Menkîbeler
Abdüllatif Uyan / abdullatif.uyan@tg.com.tr


Hayrola, neyin var?
18.02.2009

Da'lec bin Ahmed hazretleri rahime-hullahü teâlâ, zengindi. İhtiyacı olana verir, dualarını alırdı gariplerin.

Bir gün, camiden çıkıyordu ki, birinin direk arkasına gizlendiğini görüp yaklaştı:
- Hayrola, neyin var senin?
- Yok bir şey efendim.

- Gizleniyor gibisin de.
- E, evet, şeyy...

- Çekinme kardeşim, söyle.
- Size borcumu ödeyemedim de efendim.

- Borcun ne kadardı ki?
- Beşbin akçe efendim.

Elini dostça omuzuna atıp;
- Üzülme, unut onu! buyurdu.

Ve koluna girip evine götürdü.
Birlikte yemek yediler.

Uğurlarken, eline "beşbin akçe" daha sıkıştırıp;
- Al bunu. Bir ihtiyacın olursa, yine bana gel, buyurdu.

Garip sevinçten uçuyordu.

SENİN BİR SIKINTIN VAR

Yine bir fakirin, "onbin dirhem" borcu vardı birine.
Ama ödeyemiyordu.

Bir gece, açtı ellerini;
- Yâ Rabbî, borcumu ödemede bana yardım et! diye yalvardı.

O sabah bindi katırına, çıktı evden.
Ne yöne gideceğini bilmiyordu.

Ama hem gidiyor, hem de;
- Yâ Rabbî, sevdiğin birini rast getir de borcumu ödeyeyim, diye dua ediyordu.

Serbest bıraktı katırın yularını.
Hayvan, bir evin önünde durdu.
Bu ev, Da'lec bin Ahmed hazretlerinin eviydi.

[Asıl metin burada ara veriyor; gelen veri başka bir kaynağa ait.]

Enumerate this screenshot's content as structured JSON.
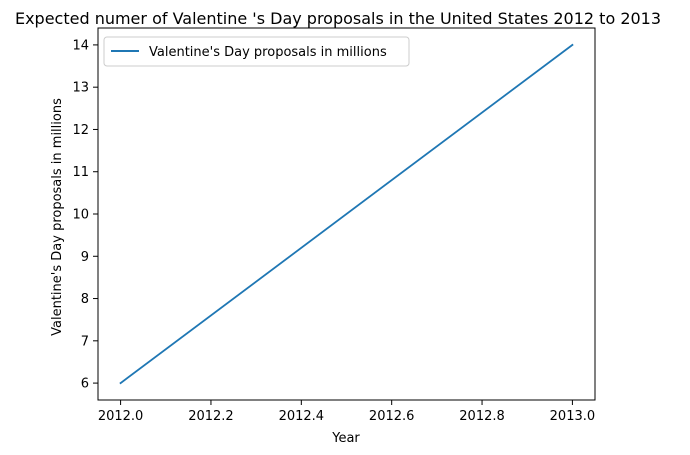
{
  "chart_data": {
    "type": "line",
    "title": "Expected numer of Valentine 's Day proposals in the United States 2012 to 2013",
    "xlabel": "Year",
    "ylabel": "Valentine's Day proposals in millions",
    "x": [
      2012,
      2013
    ],
    "series": [
      {
        "name": "Valentine's Day proposals in millions",
        "values": [
          6,
          14
        ],
        "color": "#1f77b4"
      }
    ],
    "xlim": [
      2011.95,
      2013.05
    ],
    "ylim": [
      5.6,
      14.4
    ],
    "xticks": [
      "2012.0",
      "2012.2",
      "2012.4",
      "2012.6",
      "2012.8",
      "2013.0"
    ],
    "yticks": [
      "6",
      "7",
      "8",
      "9",
      "10",
      "11",
      "12",
      "13",
      "14"
    ],
    "grid": false,
    "legend_position": "top-left"
  }
}
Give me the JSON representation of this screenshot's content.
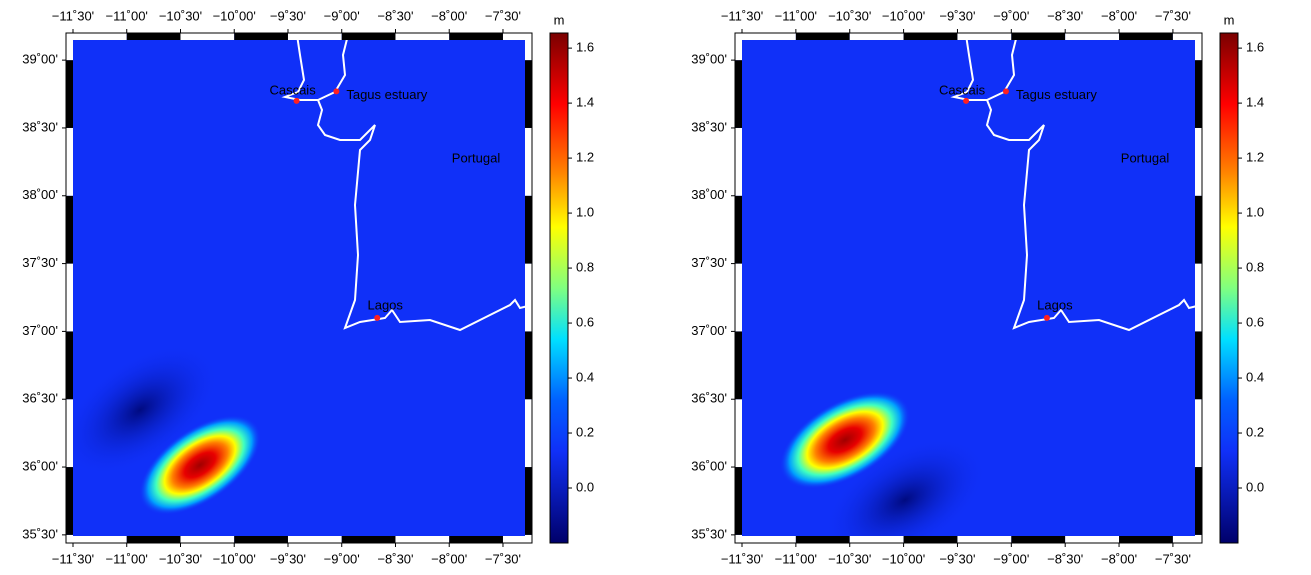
{
  "panels": [
    {
      "xlim": [
        -11.565,
        -7.23
      ],
      "ylim": [
        35.44,
        39.2
      ],
      "xticks": [
        {
          "value": -11.5,
          "label": "−11˚30'"
        },
        {
          "value": -11,
          "label": "−11˚00'"
        },
        {
          "value": -10.5,
          "label": "−10˚30'"
        },
        {
          "value": -10,
          "label": "−10˚00'"
        },
        {
          "value": -9.5,
          "label": "−9˚30'"
        },
        {
          "value": -9,
          "label": "−9˚00'"
        },
        {
          "value": -8.5,
          "label": "−8˚30'"
        },
        {
          "value": -8,
          "label": "−8˚00'"
        },
        {
          "value": -7.5,
          "label": "−7˚30'"
        }
      ],
      "yticks": [
        {
          "value": 35.5,
          "label": "35˚30'"
        },
        {
          "value": 36,
          "label": "36˚00'"
        },
        {
          "value": 36.5,
          "label": "36˚30'"
        },
        {
          "value": 37,
          "label": "37˚00'"
        },
        {
          "value": 37.5,
          "label": "37˚30'"
        },
        {
          "value": 38,
          "label": "38˚00'"
        },
        {
          "value": 38.5,
          "label": "38˚30'"
        },
        {
          "value": 39,
          "label": "39˚00'"
        }
      ],
      "region_label": "Portugal",
      "places": [
        {
          "name": "Cascais",
          "lon": -9.42,
          "lat": 38.7
        },
        {
          "name": "Tagus estuary",
          "lon": -9.05,
          "lat": 38.77
        },
        {
          "name": "Lagos",
          "lon": -8.67,
          "lat": 37.1
        }
      ],
      "colorbar": {
        "unit": "m",
        "lim": [
          -0.2,
          1.655
        ],
        "ticks": [
          {
            "value": 0,
            "label": "0.0"
          },
          0.2,
          0.4,
          0.6,
          0.8,
          {
            "value": 1,
            "label": "1.0"
          },
          1.2,
          1.4,
          1.6
        ]
      }
    },
    {
      "xlim": [
        -11.565,
        -7.23
      ],
      "ylim": [
        35.44,
        39.2
      ],
      "xticks": [
        {
          "value": -11.5,
          "label": "−11˚30'"
        },
        {
          "value": -11,
          "label": "−11˚00'"
        },
        {
          "value": -10.5,
          "label": "−10˚30'"
        },
        {
          "value": -10,
          "label": "−10˚00'"
        },
        {
          "value": -9.5,
          "label": "−9˚30'"
        },
        {
          "value": -9,
          "label": "−9˚00'"
        },
        {
          "value": -8.5,
          "label": "−8˚30'"
        },
        {
          "value": -8,
          "label": "−8˚00'"
        },
        {
          "value": -7.5,
          "label": "−7˚30'"
        }
      ],
      "yticks": [
        {
          "value": 35.5,
          "label": "35˚30'"
        },
        {
          "value": 36,
          "label": "36˚00'"
        },
        {
          "value": 36.5,
          "label": "36˚30'"
        },
        {
          "value": 37,
          "label": "37˚00'"
        },
        {
          "value": 37.5,
          "label": "37˚30'"
        },
        {
          "value": 38,
          "label": "38˚00'"
        },
        {
          "value": 38.5,
          "label": "38˚30'"
        },
        {
          "value": 39,
          "label": "39˚00'"
        }
      ],
      "region_label": "Portugal",
      "places": [
        {
          "name": "Cascais",
          "lon": -9.42,
          "lat": 38.7
        },
        {
          "name": "Tagus estuary",
          "lon": -9.05,
          "lat": 38.77
        },
        {
          "name": "Lagos",
          "lon": -8.67,
          "lat": 37.1
        }
      ],
      "colorbar": {
        "unit": "m",
        "lim": [
          -0.2,
          1.655
        ],
        "ticks": [
          {
            "value": 0,
            "label": "0.0"
          },
          0.2,
          0.4,
          0.6,
          0.8,
          {
            "value": 1,
            "label": "1.0"
          },
          1.2,
          1.4,
          1.6
        ]
      }
    }
  ]
}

Büyük Velî, anladı derdini:
- Senin bir sıkıntın var kardeşim.
- Evet efendim, hem de çok.

- Söyle, nedir derdin?
- Birine borcum var. Ödeyemiyorum efendim.

- Borcun ne kadar?
- Onbin dirhem efendim.
- Kolay, hallederiz, buyurdu.

Ve kalkıp, mükellef bir sofra getirdi.
Birlikte yediler.
Sonra "onbin akçe" verip uğurladı kendisini.